Das war der eigentliche Anfang meiner klinischen Laufbahn, in deren weiterer Folge ich mich auf die Onkologie und Hämatologie sowie Krebsforschung spezialisierte. Seitdem habe ich viele Patienten wie Maria Alwara und Robert Thuch mit Krebs und anderen schweren Erkrankungen begleiten, behandeln und unterstützen können. Ich habe erfahren, wie unterschiedlich Patienten mit der Diagnose Krebs und den damit verbundenen Belastungen umgehen, wie sie um die Wiedererlangung ihrer Gesundheit kämpfen und wie sie daraus geheilt hervorgehen, mit der Erkrankung als chronischer Begleiterin leben, oder den Kampf verlieren und an ihrer Krankheit versterben.

Auf meiner Empfehlungsliste für Patienten standen anfangs vier Dinge, bei denen ich dafür sorgte, dass sie der besseren Merkbarkeit wegen alle wie »Lieben« mit einem »L« anfingen. Dass sie alle auch noch genau gleich viele Buchstaben hatten, war indes Zufall.

Lieben

Lachen

Lernen

Laufen

Die Liste kam schon aufgrund ihres Sprachrhythmus gut an, verkürzte aber die dahinter stehenden Empfehlungen deutlich. Mit »Lieben« meine ich wie gesagt das gesamte Thema der sozialen Integration und die Leidenschaft für eine Aufgabe. Mit »Lachen« meine ich das Feld des Humors, der positiven Lebenseinstellung und der Zufriedenheit. Mit »Lernen« meine ich das bewusste Benutzen und Trainieren unserer kognitiven Fähigkeiten. Und mit »Laufen« körperliche Aktivität insgesamt.

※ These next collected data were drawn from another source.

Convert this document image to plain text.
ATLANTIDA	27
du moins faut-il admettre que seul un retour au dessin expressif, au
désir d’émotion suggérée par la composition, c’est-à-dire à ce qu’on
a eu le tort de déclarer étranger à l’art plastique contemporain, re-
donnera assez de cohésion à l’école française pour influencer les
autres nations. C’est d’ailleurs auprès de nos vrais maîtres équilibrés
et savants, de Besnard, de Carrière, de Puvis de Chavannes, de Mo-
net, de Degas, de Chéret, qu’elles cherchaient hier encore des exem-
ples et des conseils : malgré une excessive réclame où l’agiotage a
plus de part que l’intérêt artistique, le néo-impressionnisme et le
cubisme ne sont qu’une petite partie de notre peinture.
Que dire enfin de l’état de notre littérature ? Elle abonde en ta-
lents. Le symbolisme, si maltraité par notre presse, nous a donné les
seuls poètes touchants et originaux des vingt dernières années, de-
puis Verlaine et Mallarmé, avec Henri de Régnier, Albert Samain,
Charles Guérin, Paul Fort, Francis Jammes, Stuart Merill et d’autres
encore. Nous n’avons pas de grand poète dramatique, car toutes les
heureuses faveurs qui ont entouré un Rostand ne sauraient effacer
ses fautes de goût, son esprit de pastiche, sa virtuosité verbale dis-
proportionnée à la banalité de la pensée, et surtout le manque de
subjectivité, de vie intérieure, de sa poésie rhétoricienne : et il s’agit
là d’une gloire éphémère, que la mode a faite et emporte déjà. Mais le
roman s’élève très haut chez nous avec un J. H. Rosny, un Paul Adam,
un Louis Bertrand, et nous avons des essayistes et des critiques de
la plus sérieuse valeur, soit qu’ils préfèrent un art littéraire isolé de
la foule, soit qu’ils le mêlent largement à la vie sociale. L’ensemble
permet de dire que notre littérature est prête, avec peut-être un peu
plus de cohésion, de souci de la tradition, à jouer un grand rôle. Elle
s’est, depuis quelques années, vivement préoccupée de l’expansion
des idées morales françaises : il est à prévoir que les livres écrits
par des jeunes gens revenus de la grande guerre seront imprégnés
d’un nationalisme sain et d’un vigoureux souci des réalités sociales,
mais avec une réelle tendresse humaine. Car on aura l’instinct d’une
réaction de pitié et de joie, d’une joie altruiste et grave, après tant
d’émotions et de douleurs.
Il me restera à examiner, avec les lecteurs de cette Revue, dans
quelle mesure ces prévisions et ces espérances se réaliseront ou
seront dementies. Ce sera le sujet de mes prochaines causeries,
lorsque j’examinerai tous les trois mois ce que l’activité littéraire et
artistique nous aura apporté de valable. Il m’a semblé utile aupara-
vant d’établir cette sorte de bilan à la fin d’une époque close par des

Schließlich kam zu meinen vier L-Begriffen noch ein fünfter hinzu, von dem ich lange angenommen hatte, dass er ohnedies bereits ausreichend in den Köpfen der meisten Menschen verankert ist. Bis ich feststellte, dass es dabei besonders viele Missverständnisse gibt. Es geht um unsere Ernährungsgewohnheiten, und ich musste mich diesmal schon ein wenig anstrengen, um auch diesen Punkt in einen L-Begriff zu kleiden. Er heißt jetzt

Leichter essen.

Lieben, lachen, lernen, laufen und leichter essen also. Das sind die fünf Dinge, die wir tun können, um gesund zu bleiben. Sie sind fundamental menschlich, sie durchdringen unser gesamtes Leben und betreffen sowohl unsere körperliche als auch unsere geistige Gesundheit, wie ich in den folgenden Kapiteln zeigen werde.

Ich schreibe diese Kapitel dabei nicht etwa in der Absicht, einen Ratgeber zu schaffen, der jedem, der ihm blind folgt, ein gesundes Leben garantiert. Das geht schon deshalb nicht, weil unser Handlungsspielraum beim Versuch, gesund zu bleiben, wie gesagt begrenzt ist. Außerdem glaube ich, dass der Erfolg solcher Ratgeber ganz wesentlich von ihren Lesern abhängt, von deren Fähigkeit, die jeweiligen Empfehlungen tatsächlich in ihr tägliches Leben zu integrieren.

Ich habe mir selbst einmal einen solchen Ratgeber gekauft. »Don’t say yes, if you want to say no« hieß er. (Sag nicht Ja, wenn du Nein sagen willst). Er war für Menschen wie mich gedacht, die Probleme damit haben, anderen einen Gefallen abzuschlagen. Zum Beispiel fällt es mir sehr schwer, eine Einladung zu einem Vortrag, die ich einmal angenommen habe, wieder abzusagen, selbst wenn etwas Wichtiges dazwischen gekommen ist.

Ich musste mit der Zeit lernen, meinen Eigennutz in Entscheidungen miteinzubeziehen, anstatt nur die Wünsche anderer zu erfüllen. Ich weiß nicht so recht, ob mir das inzwischen wirklich gelingt, und wenn ja, welche Rolle dieser Ratgeber dabei gespielt hat. Ich würde sagen, dass er mir immerhin die Probleme und entsprechende Lösungsmöglichkeiten bewusster gemacht hat.

Sollte es mir mit diesem Buch ebenso gelingen, die Probleme und Lösungsmöglichkeiten in Sachen Gesundheit bewusster zu machen, bin ich für den Anfang schon zufrieden. Denn im Grunde stellen die fünf Dinge, die wir tun können, um gesund zu bleiben, einen Plan für ein erfülltes Leben dar. Einen Plan, den wir zum Teil vielleicht schon im Hinterkopf haben, und von dessen Umsetzung uns allzu oft unsere Gewohnheiten, unser gedankenloses Mitschwimmen mit dem Mainstream gesellschaftlicher Entwicklungen oder schlicht die uns inhärente Trägheit abhalten. Ein Plan aber auch, dem nur ein kleines Stückchen zu folgen, jedem von uns nur gut tun kann.